A Vicenza non si è parlato solo di riforma a livello nazionale, ma anche degli importanti cambiamenti per il mondo professionale con la riforma federalista e con la direttiva europea sul reciproco riconoscimento delle qualifiche professionali, in fase di discussione al parlamento europeo. Quanto alla direttiva lo stesso relatore Stefano Zappalà nel suo intervento ha annunciato che ´il testo gode di ampia condivisione in ambito comunitario. La presentazione di soli 47 emendamenti ne è la prova’. Al lavoro fatto dall’europarlamentare è arrivato il sostegno di Rocco Buttiglione. Per il ministro delle politiche comunitarie la collaborazione fra le forze politiche dell’Italia e dell’Europa in materia di professioni non può che limitare al minimo eventuali distonie fra i due testi.
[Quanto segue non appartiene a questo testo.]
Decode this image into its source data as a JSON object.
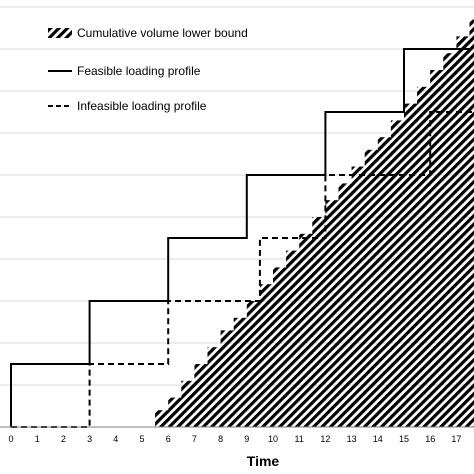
{
  "chart_data": {
    "type": "line",
    "title": "",
    "xlabel": "Time",
    "ylabel": "",
    "xlim": [
      0,
      17.6
    ],
    "ylim": [
      0,
      10.3
    ],
    "x_ticks": [
      "0",
      "1",
      "2",
      "3",
      "4",
      "5",
      "6",
      "7",
      "8",
      "9",
      "10",
      "11",
      "12",
      "13",
      "14",
      "15",
      "16",
      "17"
    ],
    "grid": "horizontal",
    "legend_position": "top-left",
    "series": [
      {
        "name": "Cumulative volume lower bound",
        "style": "hatched-area",
        "x": [
          5.5,
          6,
          6.5,
          7,
          7.5,
          8,
          8.5,
          9,
          9.5,
          10,
          10.5,
          11,
          11.5,
          12,
          12.5,
          13,
          13.5,
          14,
          14.5,
          15,
          15.5,
          16,
          16.5,
          17,
          17.5
        ],
        "y": [
          0.4,
          0.7,
          1.1,
          1.5,
          1.9,
          2.3,
          2.6,
          3,
          3.4,
          3.8,
          4.2,
          4.6,
          5,
          5.4,
          5.8,
          6.2,
          6.6,
          6.9,
          7.3,
          7.7,
          8.1,
          8.5,
          8.9,
          9.3,
          9.7
        ],
        "color": "#000000"
      },
      {
        "name": "Feasible loading profile",
        "style": "solid-step",
        "x": [
          0,
          3,
          6,
          9,
          12,
          15,
          17.6
        ],
        "y": [
          1.5,
          3,
          4.5,
          6,
          7.5,
          9,
          9
        ],
        "color": "#000000"
      },
      {
        "name": "Infeasible loading profile",
        "style": "dashed-step",
        "x": [
          0,
          3,
          6,
          9.5,
          12,
          16,
          17.6
        ],
        "y": [
          0,
          1.5,
          3,
          4.5,
          6,
          7.5,
          7.5
        ],
        "color": "#000000"
      }
    ]
  }
}
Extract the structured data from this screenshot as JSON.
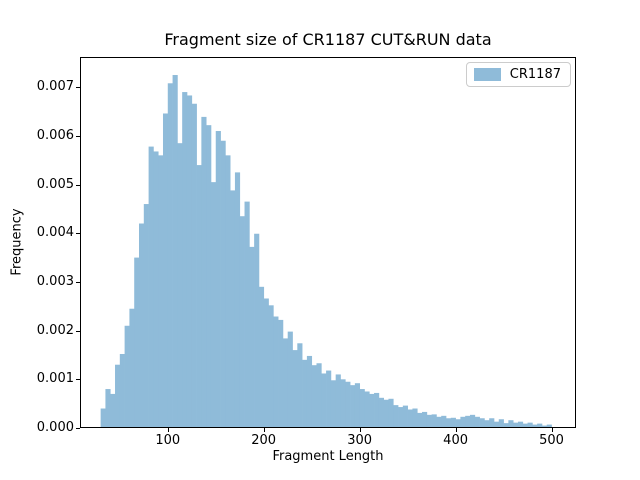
{
  "legend": {
    "label": "CR1187",
    "swatch_color": "#8fbbd9",
    "border_color": "#cccccc"
  },
  "colors": {
    "bar_fill": "#8fbbd9",
    "axis": "#000000",
    "background": "#ffffff"
  },
  "chart_data": {
    "type": "bar",
    "subtype": "histogram",
    "title": "Fragment size of CR1187 CUT&RUN data",
    "xlabel": "Fragment Length",
    "ylabel": "Frequency",
    "legend_position": "upper right",
    "grid": false,
    "xlim": [
      8.5,
      525.5
    ],
    "ylim": [
      0,
      0.00762
    ],
    "x_ticks": [
      100,
      200,
      300,
      400,
      500
    ],
    "y_ticks": [
      0,
      0.001,
      0.002,
      0.003,
      0.004,
      0.005,
      0.006,
      0.007
    ],
    "y_tick_labels": [
      "0.000",
      "0.001",
      "0.002",
      "0.003",
      "0.004",
      "0.005",
      "0.006",
      "0.007"
    ],
    "series": [
      {
        "name": "CR1187",
        "color": "#8fbbd9",
        "bin_start": 30,
        "bin_width": 5,
        "values": [
          0.0004,
          0.0008,
          0.0007,
          0.0013,
          0.00152,
          0.0021,
          0.00245,
          0.0035,
          0.0042,
          0.0046,
          0.00578,
          0.00568,
          0.0056,
          0.00646,
          0.00708,
          0.00725,
          0.00585,
          0.0069,
          0.00683,
          0.00666,
          0.0054,
          0.00639,
          0.00622,
          0.00505,
          0.0061,
          0.0059,
          0.0056,
          0.00488,
          0.00525,
          0.00435,
          0.00465,
          0.00372,
          0.00399,
          0.0029,
          0.00266,
          0.00252,
          0.00229,
          0.00222,
          0.00184,
          0.00198,
          0.0016,
          0.00174,
          0.0014,
          0.00148,
          0.00129,
          0.00133,
          0.00112,
          0.00118,
          0.00098,
          0.0011,
          0.001,
          0.00095,
          0.00088,
          0.00092,
          0.0008,
          0.00075,
          0.0007,
          0.00072,
          0.00062,
          0.00058,
          0.0006,
          0.00047,
          0.00043,
          0.00046,
          0.00038,
          0.0004,
          0.00031,
          0.00033,
          0.00027,
          0.00028,
          0.00023,
          0.00025,
          0.0002,
          0.00021,
          0.00018,
          0.00023,
          0.00025,
          0.00027,
          0.00023,
          0.0002,
          0.00016,
          0.0002,
          0.00013,
          0.00018,
          0.0001,
          0.00016,
          0.00011,
          0.00013,
          9e-05,
          0.00011,
          7e-05,
          9e-05,
          5e-05,
          7e-05
        ]
      }
    ]
  }
}
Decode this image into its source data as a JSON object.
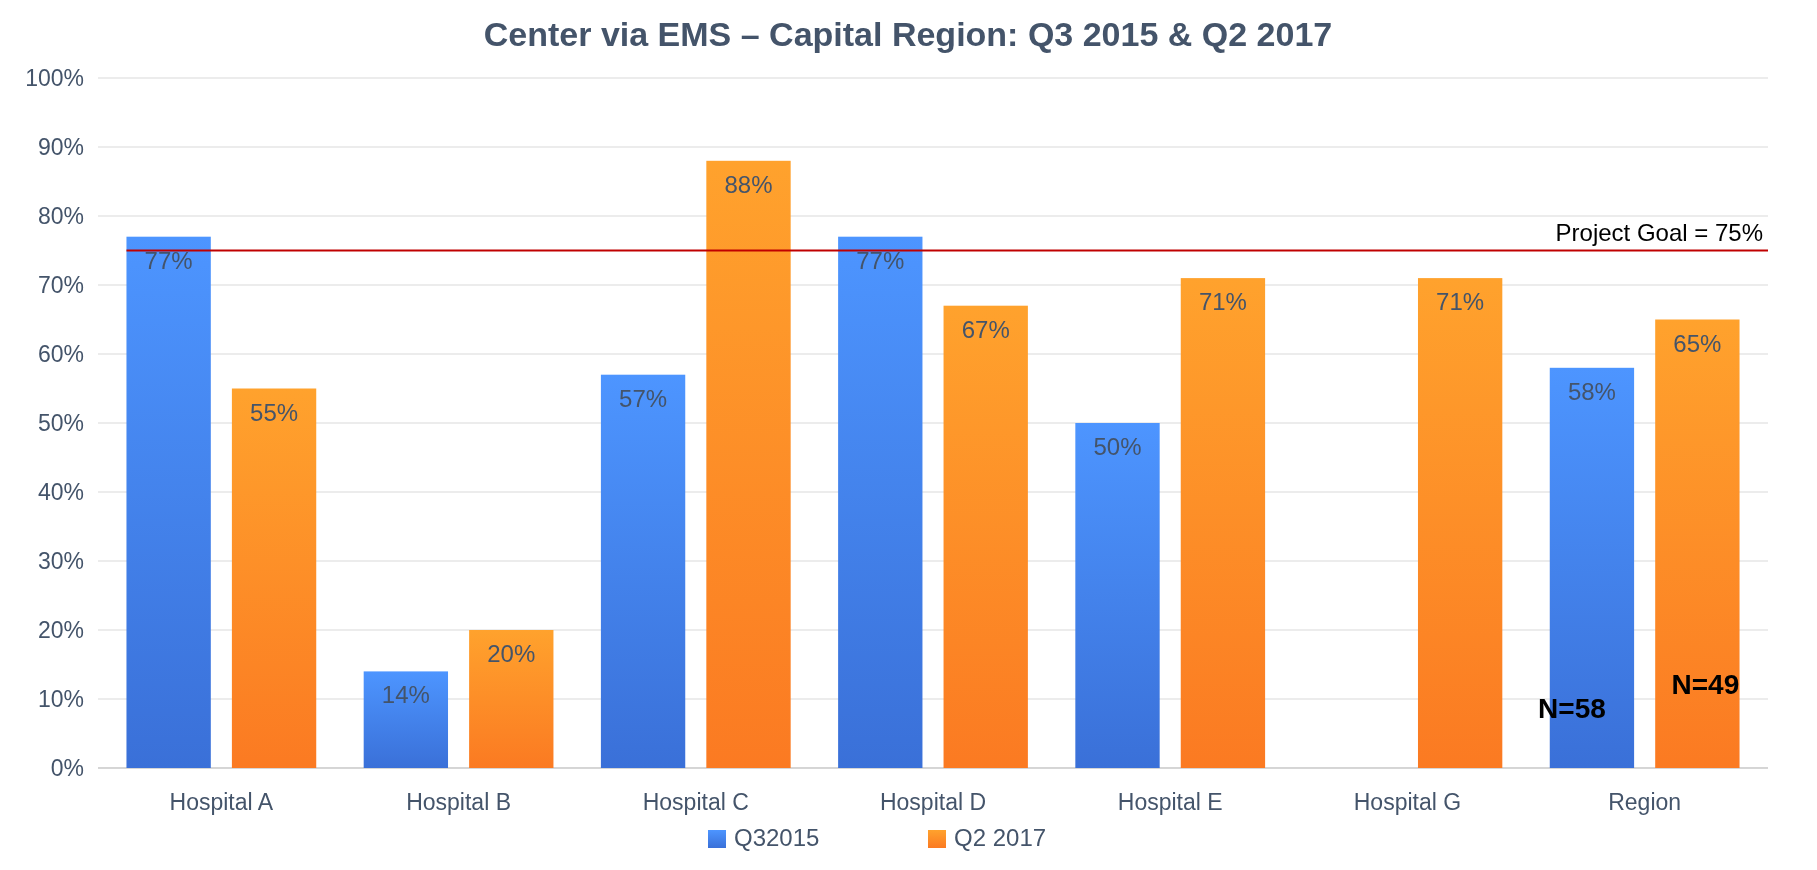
{
  "chart_data": {
    "type": "bar",
    "title": "Center via EMS – Capital Region: Q3 2015 & Q2 2017",
    "categories": [
      "Hospital A",
      "Hospital B",
      "Hospital C",
      "Hospital D",
      "Hospital E",
      "Hospital G",
      "Region"
    ],
    "series": [
      {
        "name": "Q32015",
        "color": "#3a70d8",
        "values": [
          77,
          14,
          57,
          77,
          50,
          null,
          58
        ],
        "value_labels": [
          "77%",
          "14%",
          "57%",
          "77%",
          "50%",
          null,
          "58%"
        ]
      },
      {
        "name": "Q2 2017",
        "color": "#fb7a22",
        "values": [
          55,
          20,
          88,
          67,
          71,
          71,
          65
        ],
        "value_labels": [
          "55%",
          "20%",
          "88%",
          "67%",
          "71%",
          "71%",
          "65%"
        ]
      }
    ],
    "ylim": [
      0,
      100
    ],
    "yticks": [
      {
        "value": 0,
        "label": "0%"
      },
      {
        "value": 10,
        "label": "10%"
      },
      {
        "value": 20,
        "label": "20%"
      },
      {
        "value": 30,
        "label": "30%"
      },
      {
        "value": 40,
        "label": "40%"
      },
      {
        "value": 50,
        "label": "50%"
      },
      {
        "value": 60,
        "label": "60%"
      },
      {
        "value": 70,
        "label": "70%"
      },
      {
        "value": 80,
        "label": "80%"
      },
      {
        "value": 90,
        "label": "90%"
      },
      {
        "value": 100,
        "label": "100%"
      }
    ],
    "grid": "y",
    "legend": "bottom",
    "ref_lines": [
      {
        "axis": "y",
        "value": 75,
        "label": "Project Goal = 75%",
        "color": "#c00000"
      }
    ],
    "annotations": [
      "N=58",
      "N=49"
    ]
  }
}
Spazio anche al federalismo con l’intervento di Giuseppe Cappochin, presidente del Cup Veneto, che ha posto l’attenzione sull’opportunità data dalla riforma del Titolo V della Costituzione in senso federalista. Cappochin ha infatti rilanciato la validità di una politica economica anche per le professioni e un maggiore ruolo dei professionisti nelle scelte strategiche di sviluppo economico locale. ´Riteniamo positivo’, ha detto inoltre il presidente del Cup Veneto, ´che nel testo di riforma La Loggia la legislazione in materia di professioni sia ritornata nella sfera esclusiva dello stato. Non è possibile avere una professionalità diversa fra le varie regioni d’Italia’.